Only over half a month ago, I saw one of the funniest, most exciting and most original action movies I have seen in the longest time. Combining the ludicrous visuals and physics of both comic book worlds and video games, the film had one of the most visually astonishing and innovative styles of this year. Not to mention it had a clever script, likeable (if not COMPLETELY BADASS) characters and action sequences that actually meant something. But what ever happened? Well, the movie debuted only at the #5 spot at the domestic box office and is almost already pushed out of theaters altogether. That is depressing to say the least.
Unfortunately, “Scott Pilgrim Vs. The World” has crucially underperformed in its short run. I personally find it depressing that not as many people were taken in by trailers and TV spots that have been in constant rotation. The film essentially delivers everything that I look for in a good summer movie. Even among my circle of friends, almost all of them are skeptical of all the hype I am giving it. After not getting a single word in edgewise, one friend remarks, “Even if it does turn out to be the greatest movie of all time, I’m not going to see it because it combines the real world and comics,” followed by a general agreement of the others.
Okay…What the hell kind of sense does that make? First off, why for any reason would you restrain yourself from seeing a supposedly great movie? Second of all, this is all coming from people who have not seen the movie. They really have no right to give the movie any form of harsh criticism without actually seeing the movie. For all they know, they might not even familiar with the context in which the comic book elements are being used. After some pondering throughout the rest of the day, the idea occurred to me that people, having not seen the movie, create their own version of the movie in their head based on the advertisements they have seen and they set their idea as their expectations.

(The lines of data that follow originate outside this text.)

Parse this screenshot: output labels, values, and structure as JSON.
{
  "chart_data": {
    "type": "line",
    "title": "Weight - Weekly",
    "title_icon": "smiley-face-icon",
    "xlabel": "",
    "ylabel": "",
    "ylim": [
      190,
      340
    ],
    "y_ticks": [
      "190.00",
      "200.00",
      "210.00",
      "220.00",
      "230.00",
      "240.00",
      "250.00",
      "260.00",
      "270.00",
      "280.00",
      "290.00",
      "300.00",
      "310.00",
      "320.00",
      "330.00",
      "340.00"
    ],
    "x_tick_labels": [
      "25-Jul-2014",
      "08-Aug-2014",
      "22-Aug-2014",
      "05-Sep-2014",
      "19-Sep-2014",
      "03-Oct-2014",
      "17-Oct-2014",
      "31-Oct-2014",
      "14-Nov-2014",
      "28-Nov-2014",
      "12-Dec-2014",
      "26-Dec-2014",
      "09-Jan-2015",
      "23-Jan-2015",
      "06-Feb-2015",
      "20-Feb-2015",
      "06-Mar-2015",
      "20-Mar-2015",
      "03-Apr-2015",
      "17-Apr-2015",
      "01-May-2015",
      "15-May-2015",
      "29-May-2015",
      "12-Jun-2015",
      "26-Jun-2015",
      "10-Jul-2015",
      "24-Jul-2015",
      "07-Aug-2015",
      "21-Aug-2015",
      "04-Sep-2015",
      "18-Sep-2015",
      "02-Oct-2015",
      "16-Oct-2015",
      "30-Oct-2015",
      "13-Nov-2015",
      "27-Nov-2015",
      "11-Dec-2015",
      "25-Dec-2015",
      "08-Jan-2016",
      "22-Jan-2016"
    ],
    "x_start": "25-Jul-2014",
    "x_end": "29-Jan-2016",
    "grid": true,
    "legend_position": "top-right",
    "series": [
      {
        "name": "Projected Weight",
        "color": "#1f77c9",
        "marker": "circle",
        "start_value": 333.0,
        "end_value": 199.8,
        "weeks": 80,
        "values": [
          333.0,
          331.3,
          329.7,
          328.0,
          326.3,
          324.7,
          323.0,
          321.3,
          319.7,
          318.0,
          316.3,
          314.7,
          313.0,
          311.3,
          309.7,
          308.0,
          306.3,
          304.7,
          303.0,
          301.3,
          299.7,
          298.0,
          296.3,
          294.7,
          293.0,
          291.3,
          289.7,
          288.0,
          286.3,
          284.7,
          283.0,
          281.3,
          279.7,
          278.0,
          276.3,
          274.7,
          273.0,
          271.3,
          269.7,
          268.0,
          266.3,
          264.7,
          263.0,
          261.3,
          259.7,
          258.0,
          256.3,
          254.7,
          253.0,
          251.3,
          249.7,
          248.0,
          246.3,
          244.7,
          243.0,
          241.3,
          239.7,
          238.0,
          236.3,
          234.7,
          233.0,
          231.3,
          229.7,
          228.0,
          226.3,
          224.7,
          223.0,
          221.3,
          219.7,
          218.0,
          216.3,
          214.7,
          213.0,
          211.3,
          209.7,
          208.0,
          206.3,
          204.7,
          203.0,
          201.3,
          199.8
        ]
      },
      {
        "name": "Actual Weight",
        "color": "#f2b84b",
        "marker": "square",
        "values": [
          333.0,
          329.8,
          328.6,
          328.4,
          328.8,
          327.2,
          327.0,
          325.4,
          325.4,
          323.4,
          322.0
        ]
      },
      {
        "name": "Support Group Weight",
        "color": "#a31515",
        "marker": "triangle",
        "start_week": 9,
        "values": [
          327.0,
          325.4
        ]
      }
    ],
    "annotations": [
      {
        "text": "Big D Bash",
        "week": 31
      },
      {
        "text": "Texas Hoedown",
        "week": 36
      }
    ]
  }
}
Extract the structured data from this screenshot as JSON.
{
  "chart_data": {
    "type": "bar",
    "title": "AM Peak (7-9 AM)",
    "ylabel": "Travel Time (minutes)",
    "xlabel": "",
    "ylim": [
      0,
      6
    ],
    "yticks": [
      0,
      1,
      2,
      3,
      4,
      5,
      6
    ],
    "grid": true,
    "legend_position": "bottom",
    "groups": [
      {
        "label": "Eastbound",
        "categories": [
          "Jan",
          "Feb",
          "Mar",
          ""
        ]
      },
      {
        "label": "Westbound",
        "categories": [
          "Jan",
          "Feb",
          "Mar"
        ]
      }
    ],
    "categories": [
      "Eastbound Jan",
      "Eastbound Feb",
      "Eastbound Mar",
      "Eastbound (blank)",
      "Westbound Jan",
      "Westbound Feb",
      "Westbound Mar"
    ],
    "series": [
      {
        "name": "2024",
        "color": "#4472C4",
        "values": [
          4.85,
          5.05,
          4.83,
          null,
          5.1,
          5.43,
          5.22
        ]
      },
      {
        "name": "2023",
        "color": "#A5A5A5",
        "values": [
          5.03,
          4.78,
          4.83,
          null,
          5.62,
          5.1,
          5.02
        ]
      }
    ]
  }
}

That should not be the way it is. People must learn to set aside any expectations before going to see a movie. Trailers are generally misleading. They can give away the funniest jokes in a movie that is entirely bereft of humor, reveal important details (I will NEVER forgive the editors for the “Terminator: Salvation” trailer) and set false expectations. Trailers made “Year One” look entertaining and that turned out to be my least favorite movie of last year. They made “17 Again” look like a ditzy, retread body-switch type of movie and it turned out to be not all that bad. I guess people were not willing to just trust the fact that the font in the “Scott Pilgrim” trailer flat out stated “From the director of ‘Shaun of the Dead’ and ‘Hot Fuzz.’” Those were two of the most iconic cult classics of the last decade. If that doesn’t already fill seats, then something is wrong here.
The question I ask is: “Why does word of mouth work for some movies and fail with others?” The certain financial successes are movies based on popular and established properties, such as “Spider-Man” (hell yes!) and “Transformers” (hell no, no, no), but it is even more impressive when something else succeeds simply by positive feedback. For example, “Paranormal Activity” started as a small, little thriller and the fact that audiences called it one of the scariest movies of all-time aided it in hitting sleeper-hit jackpot. Even this year, “Inception,” an unnaturally smart and inventive action flick, earned most of its profit based on everybody raving about how it was a must-see. Yet when I try to recommend “Scott Pilgrim,” I get looked upon like a freak.
Look, I cannot tell you to do anything. I am just saying take peoples’ collective opinions into consideration before bashing the crap out of a movie you haven’t even seen. If you are still on the fence about the whole shebang, I highly recommend seeing the film. In theaters. You are doing yourself a major disservice if you are waiting to rent it. This is a film that knows what it is doing and has a scope that can only be truly represented on the silver screen. It is up to you whether you are along for the ride or not. This may be one of the only movies this year that will be relevant five to ten years from now (along with “Inception” and “Toy Story 3”). I recommend you do not wait until that time. Then again, it seems this post may be about a week too late.